6/10
Samantha: The Early Years.
6 October 2010
Warning: Spoilers
If you like the TV series "Bewitched," you'll like this whimsical Thorne Smith comedy because the TV series is a direct rip off.

Veronica Lake and Cecil Callaway are witches in colonial New England consigned to live inside a tree by the Wooley family of Puritans. They do what they can from their prison to make life miserable for the family over the centuries.

Released from the wood by a bolt of lightning, they assume human form and torment the latest member of the Wooley family, Frederic March, who is running for governor and is about to marry a society girl, Susan Hayward.

Complications ensue. Lake falls in love with March. Callaway is imprisoned in a bottle of brandy and stashed away forever, happily, in a locked cabinet. The witches have disrupted the marriage in a dozen ways and March finally falls for Lake. The two elope.
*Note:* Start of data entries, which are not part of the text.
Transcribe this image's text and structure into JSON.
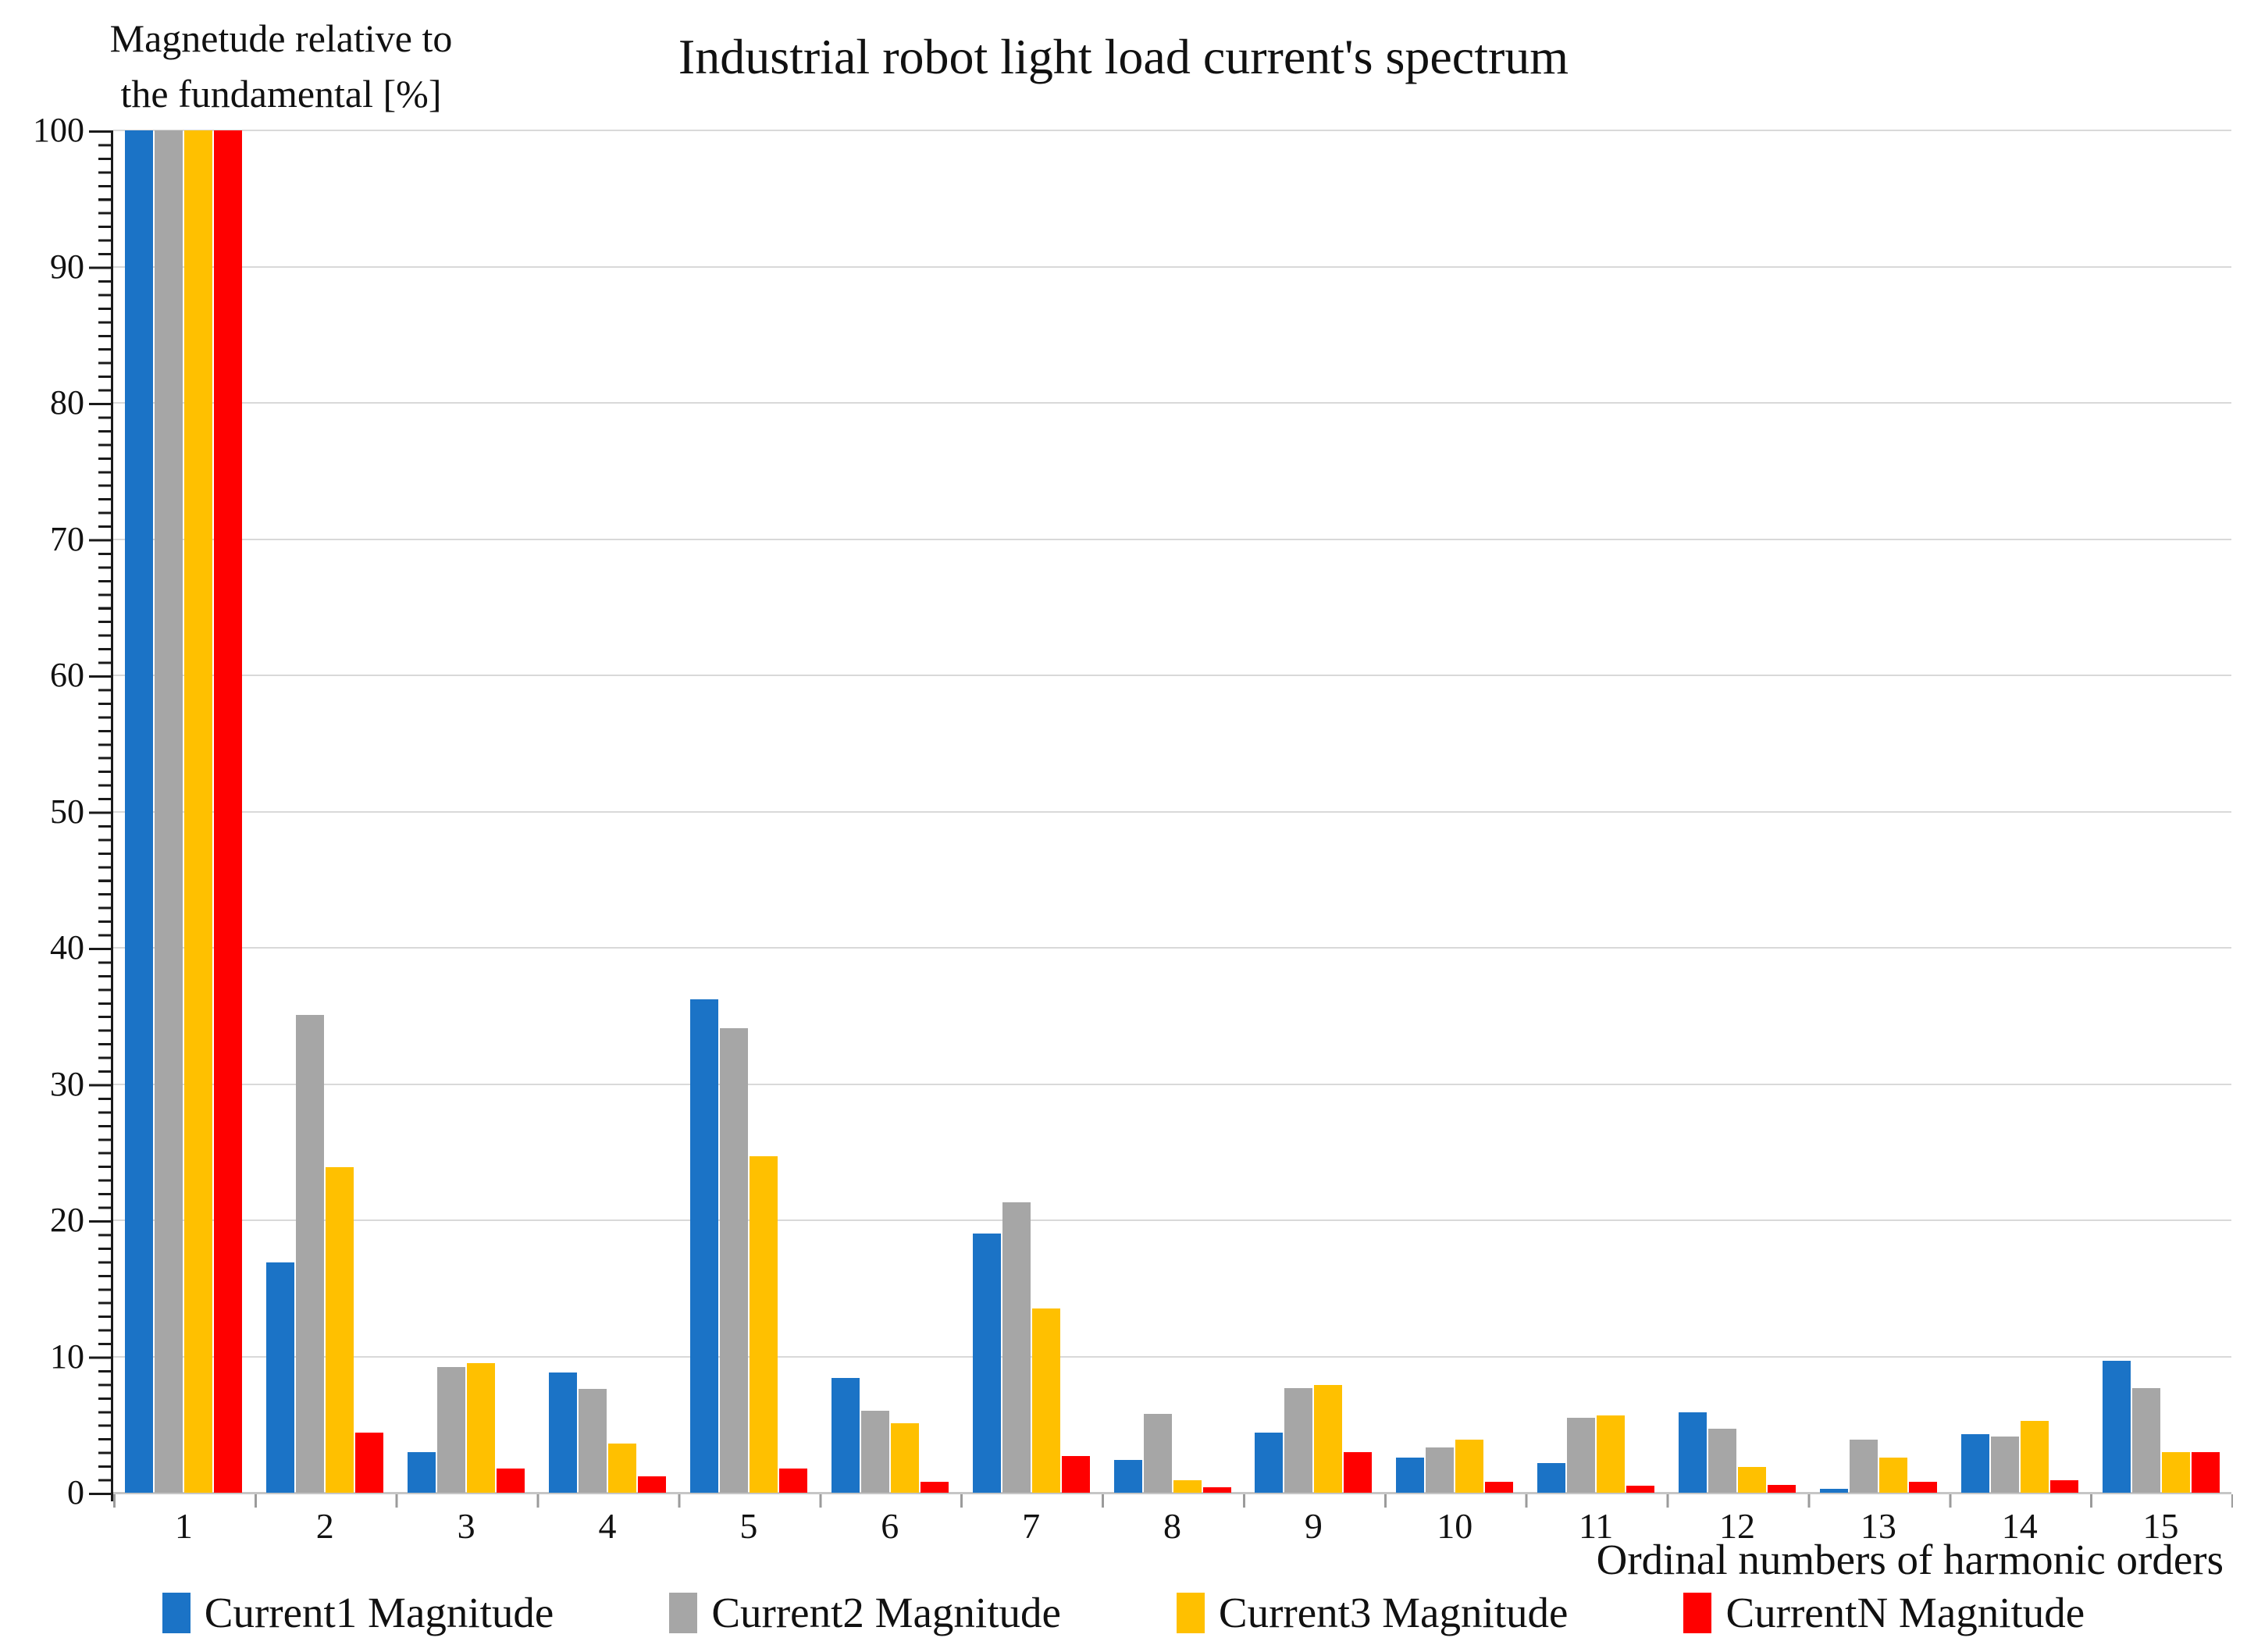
{
  "header": {
    "y_axis_title_line1": "Magnetude relative to",
    "y_axis_title_line2": "the fundamental [%]",
    "title": "Industrial robot light load current's spectrum"
  },
  "axes": {
    "x_axis_title": "Ordinal numbers of harmonic orders",
    "y_tick_labels": [
      "100",
      "90",
      "80",
      "70",
      "60",
      "50",
      "40",
      "30",
      "20",
      "10",
      "0"
    ],
    "x_tick_labels": [
      "1",
      "2",
      "3",
      "4",
      "5",
      "6",
      "7",
      "8",
      "9",
      "10",
      "11",
      "12",
      "13",
      "14",
      "15"
    ]
  },
  "colors": {
    "series_blue": "#1B73C6",
    "series_gray": "#A6A6A6",
    "series_yellow": "#FFC000",
    "series_red": "#FF0000",
    "gridline": "#D9D9D9",
    "axis_line": "#1A1A1A"
  },
  "chart_data": {
    "type": "bar",
    "title": "Industrial robot light load current's spectrum",
    "xlabel": "Ordinal numbers of harmonic orders",
    "ylabel": "Magnetude relative to the fundamental [%]",
    "ylim": [
      0,
      100
    ],
    "ytick_step": 10,
    "grid": true,
    "legend_position": "bottom",
    "categories": [
      "1",
      "2",
      "3",
      "4",
      "5",
      "6",
      "7",
      "8",
      "9",
      "10",
      "11",
      "12",
      "13",
      "14",
      "15"
    ],
    "series": [
      {
        "name": "Current1 Magnitude",
        "color": "#1B73C6",
        "values": [
          100,
          16.9,
          3.0,
          8.8,
          36.2,
          8.4,
          19.0,
          2.4,
          4.4,
          2.6,
          2.2,
          5.9,
          0.3,
          4.3,
          9.7
        ]
      },
      {
        "name": "Current2 Magnitude",
        "color": "#A6A6A6",
        "values": [
          100,
          35.1,
          9.2,
          7.6,
          34.1,
          6.0,
          21.3,
          5.8,
          7.7,
          3.3,
          5.5,
          4.7,
          3.9,
          4.1,
          7.7
        ]
      },
      {
        "name": "Current3 Magnitude",
        "color": "#FFC000",
        "values": [
          100,
          23.9,
          9.5,
          3.6,
          24.7,
          5.1,
          13.5,
          0.9,
          7.9,
          3.9,
          5.7,
          1.9,
          2.6,
          5.3,
          3.0
        ]
      },
      {
        "name": "CurrentN Magnitude",
        "color": "#FF0000",
        "values": [
          100,
          4.4,
          1.8,
          1.2,
          1.8,
          0.8,
          2.7,
          0.4,
          3.0,
          0.8,
          0.5,
          0.6,
          0.8,
          0.9,
          3.0
        ]
      }
    ]
  }
}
It's a scandal and March will not be elected governor, except that Lake bewitches everyone in the state and he receives every vote. His opponent doesn't even vote for himself.

But in the end, Lake is forced to give up her supernatural powers and she and Governor March settle down to a happy bourgeois life with a couple of children, one of whom shows witchy tendencies.

In the 1920s and 30s Thorne Smith wrote a series of novels, including the Topper series, about ghosts, witches, and playful spirits. They were all cast from similar molds but were sometimes hilarious, in the understated and slightly patrician ways that other writers of the period -- S. J. Perelman, Robert Benchley, James Thurber, and E. B. White -- could be. But Smith pounded a lot of booze and died at 42. "I Married a Witch" is based on his last book, published posthumously.

I enjoyed his stories enormously when I was a kid. They were both funny and racy. But I read "Topper" again recently and found it a little repetitious and not quite so outrageous. Everything is more outrageous now than when I was a kid. Nobody rolls hoops or smokes corn silk behind the old barn anymore. Where did it all go? (Sob.) This movie, too, isn't as impressive now as it must have been when it was released. The special effects are of the period. The gags that might have been shocking then -- a girl in pajamas spends the night in a stranger's chaste bed -- are not only not shocking. They're not in the least amusing. I'm afraid culture has out-distanced both Smith and the films made from his work.

Not to suggest this is a complete loss. It has its moments. The performers are engaging, Lake is cuddly, and Benchley is funny.